What is the sound of one politic marring?
“Stop execution, murderer pleads;
‘Politics mar death penalty, he says”
Or should it be “Politics mars death penalty”? In other words, is politics singular or plural? We've wrestled with this question before, but I decided to give it a rematch.
William Safire knew where he stood, on this and most everything else. Safire's Political Dictionary says, “The word ‘politics' is construed as singular, as in ‘Politics is fun,' but when it is used to denote a set of beliefs, the plural takes over, as ‘My politics are nobody's business.' ”
That distinction is too fine for Random House, which says simply that politics is “used with a singular or plural verb.”
Garner's Modern American Usage leans Safire's way. “As with similar –ics words denoting disciplines of academics and human endeavor, politics is treated as singular when it refers to the field itself <all politics is local>
Following that rule, I'd say that politics in the headline quoted above is singular: Politics mars, it doesn't mar.

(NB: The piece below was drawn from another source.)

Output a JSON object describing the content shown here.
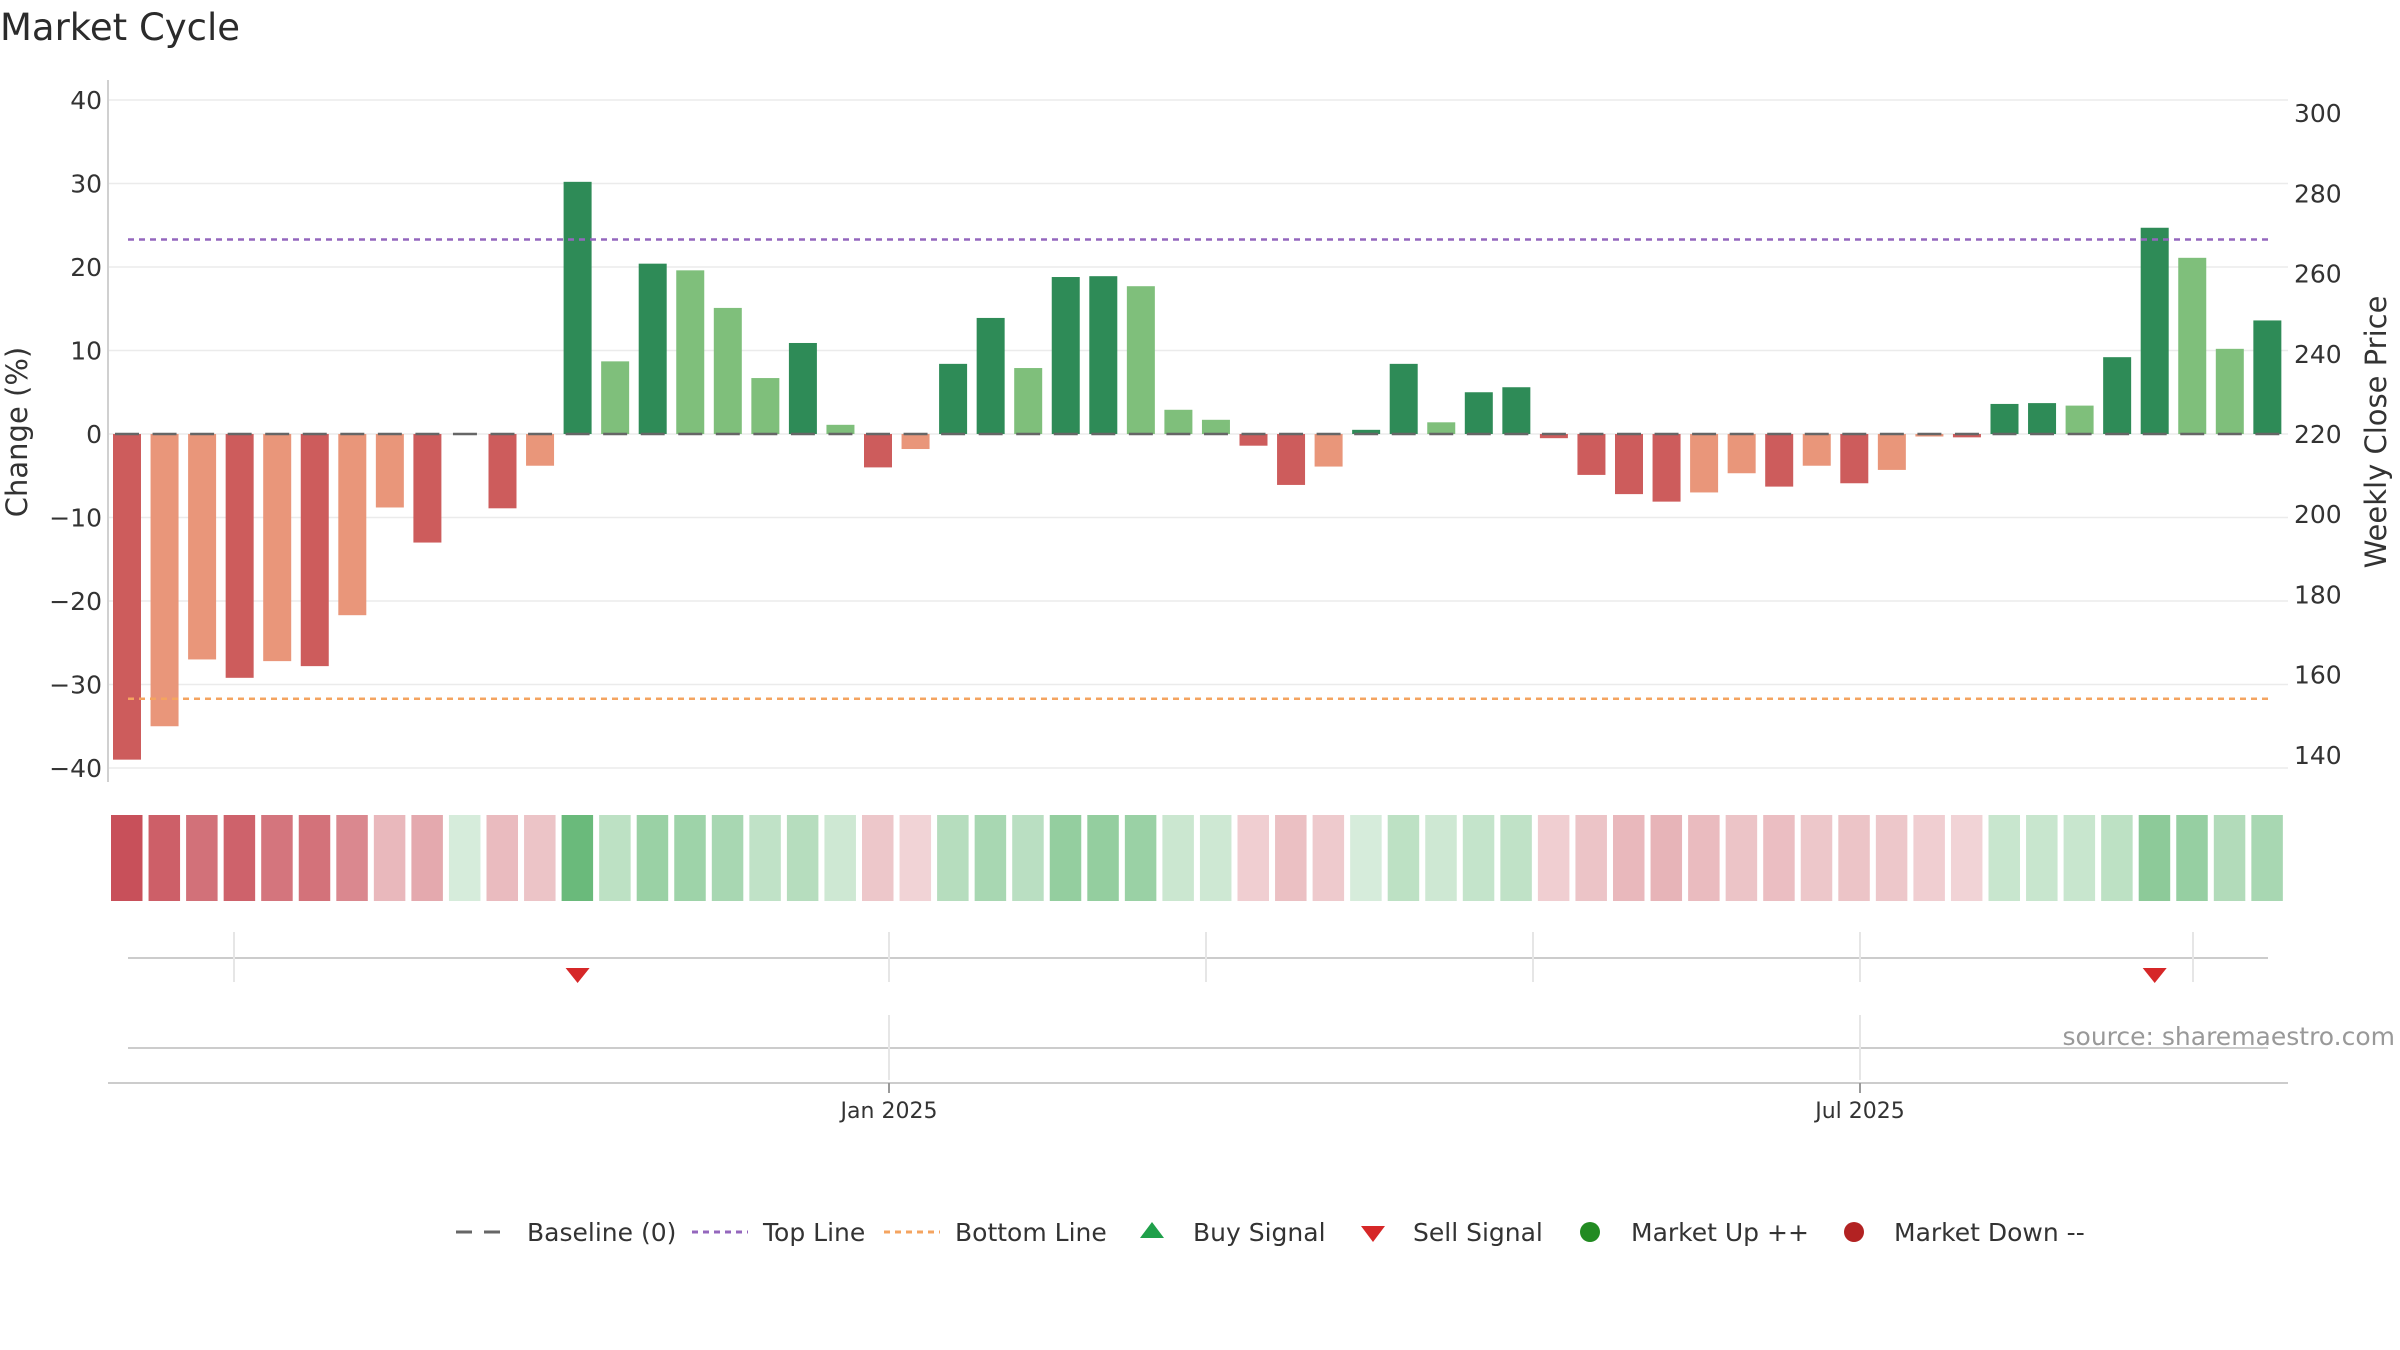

Politicians now, they can do some marring.
William Lindsey writes:
“When did the phrase ‘a couple' followed by a plural noun become standard English usage? Publications including the Arkansas Times now use this construction unapologetically — ‘At worst, you'll get a solid hamburger for a couple bucks.'
“I don't recall ever hearing this usage in Arkansas until recently. I have heard it in the urban northeast before. But to my ear as an Arkansas native, it sounds imposed — and incorrect.”
It sounds funny to me too, and I agree that “couple of bucks” used to be much more common in this part of the country. Garner says that when couple is used as a noun, it requires the preposition of to link it to another noun. He concedes that the of is often omitted these days, “But idiom has not yet admitted this casual expression as standard.” Admission is not far off, I suspect, though I won't like it.